The big MOOC players like Khan Academy, EdX, Coursera, and Udacity offer dozens of courses ranging from basic algebra to Greek philosophy. However, there are also many websites that provide general information on a more narrow realm of topics. For example National Geographic and PBS provide excellent articles, photos, and videos about human culture and science. Other websites, such as the NDT (Nondestructive Testing) Resource Center and Jefferson Lab provide more scientific and technological information in a user friendly format.
Those of us interested in welding can find a good number of educational websites that offer both free content and paid courses.
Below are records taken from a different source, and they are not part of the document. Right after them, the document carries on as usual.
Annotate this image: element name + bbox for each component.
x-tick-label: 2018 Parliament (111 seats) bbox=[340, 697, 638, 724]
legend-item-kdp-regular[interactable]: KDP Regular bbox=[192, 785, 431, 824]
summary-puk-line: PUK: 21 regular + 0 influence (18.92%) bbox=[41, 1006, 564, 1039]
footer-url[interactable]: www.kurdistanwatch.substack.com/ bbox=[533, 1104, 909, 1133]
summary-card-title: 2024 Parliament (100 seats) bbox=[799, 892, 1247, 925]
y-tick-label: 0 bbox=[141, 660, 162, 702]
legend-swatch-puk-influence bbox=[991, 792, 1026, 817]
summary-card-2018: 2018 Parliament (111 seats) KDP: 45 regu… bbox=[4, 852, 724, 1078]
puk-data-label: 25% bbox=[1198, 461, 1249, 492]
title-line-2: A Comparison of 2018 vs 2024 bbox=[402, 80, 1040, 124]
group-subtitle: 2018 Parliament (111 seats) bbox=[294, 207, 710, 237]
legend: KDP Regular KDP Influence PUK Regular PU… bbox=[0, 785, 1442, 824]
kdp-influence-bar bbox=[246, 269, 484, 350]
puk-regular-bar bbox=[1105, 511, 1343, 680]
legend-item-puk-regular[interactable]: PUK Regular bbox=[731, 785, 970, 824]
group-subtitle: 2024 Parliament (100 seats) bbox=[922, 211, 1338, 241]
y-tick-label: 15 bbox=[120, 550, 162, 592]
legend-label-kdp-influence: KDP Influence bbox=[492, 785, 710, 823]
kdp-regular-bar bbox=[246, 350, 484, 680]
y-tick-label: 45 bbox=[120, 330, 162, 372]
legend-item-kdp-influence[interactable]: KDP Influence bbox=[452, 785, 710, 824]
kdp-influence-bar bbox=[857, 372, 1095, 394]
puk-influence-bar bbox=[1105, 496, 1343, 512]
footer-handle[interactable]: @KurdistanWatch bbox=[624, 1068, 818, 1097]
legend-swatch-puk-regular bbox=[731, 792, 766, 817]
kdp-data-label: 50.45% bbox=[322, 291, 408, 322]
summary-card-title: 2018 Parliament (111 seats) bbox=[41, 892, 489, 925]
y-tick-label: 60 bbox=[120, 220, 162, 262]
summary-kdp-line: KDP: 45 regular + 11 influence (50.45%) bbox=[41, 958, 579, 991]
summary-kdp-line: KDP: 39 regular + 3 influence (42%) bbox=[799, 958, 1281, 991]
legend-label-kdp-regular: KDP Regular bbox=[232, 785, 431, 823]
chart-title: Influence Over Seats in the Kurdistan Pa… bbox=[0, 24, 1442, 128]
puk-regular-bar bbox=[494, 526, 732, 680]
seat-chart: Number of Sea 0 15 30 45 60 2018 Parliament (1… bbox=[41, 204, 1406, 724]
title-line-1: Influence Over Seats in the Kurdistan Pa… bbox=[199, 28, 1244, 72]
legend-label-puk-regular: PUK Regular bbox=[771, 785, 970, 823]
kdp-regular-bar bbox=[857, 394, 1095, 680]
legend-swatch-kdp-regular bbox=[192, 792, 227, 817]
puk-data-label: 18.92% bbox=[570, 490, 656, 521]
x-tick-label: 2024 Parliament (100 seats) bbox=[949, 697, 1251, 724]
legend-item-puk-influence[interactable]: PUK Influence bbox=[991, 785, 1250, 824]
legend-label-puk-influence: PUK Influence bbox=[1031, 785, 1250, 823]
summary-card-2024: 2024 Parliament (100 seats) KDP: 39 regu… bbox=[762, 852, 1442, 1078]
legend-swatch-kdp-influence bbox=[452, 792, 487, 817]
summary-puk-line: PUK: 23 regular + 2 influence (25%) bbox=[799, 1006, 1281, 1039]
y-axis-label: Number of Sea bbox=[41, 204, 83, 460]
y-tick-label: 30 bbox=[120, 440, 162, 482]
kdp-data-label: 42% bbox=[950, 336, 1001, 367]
For example, Miller, Lincoln, and ESAB provide text, video and PowerPoint presentations that cover the basics of welding and several specific welding processes.
American Welding Online is more like a MOOC. Here, the student or professional can access free podcast presentations on the latest developments in welding and welding education, as well as paid courses that delve deeper into a variety of topics. These include Welding Fundamentals, Safety in Welding, Understanding Welding Symbols, Math for welders I, Science of Nondestructive Testing and Metallurgy for the Non-Metallurgist. AWO courses are comprehensive but not necessarily complex. They present complex principles and operations in an engaging, easy-to-understand, modular format that allows the participant to learn at his own pace. AWO course hours also count towards a CWIs personal development hours.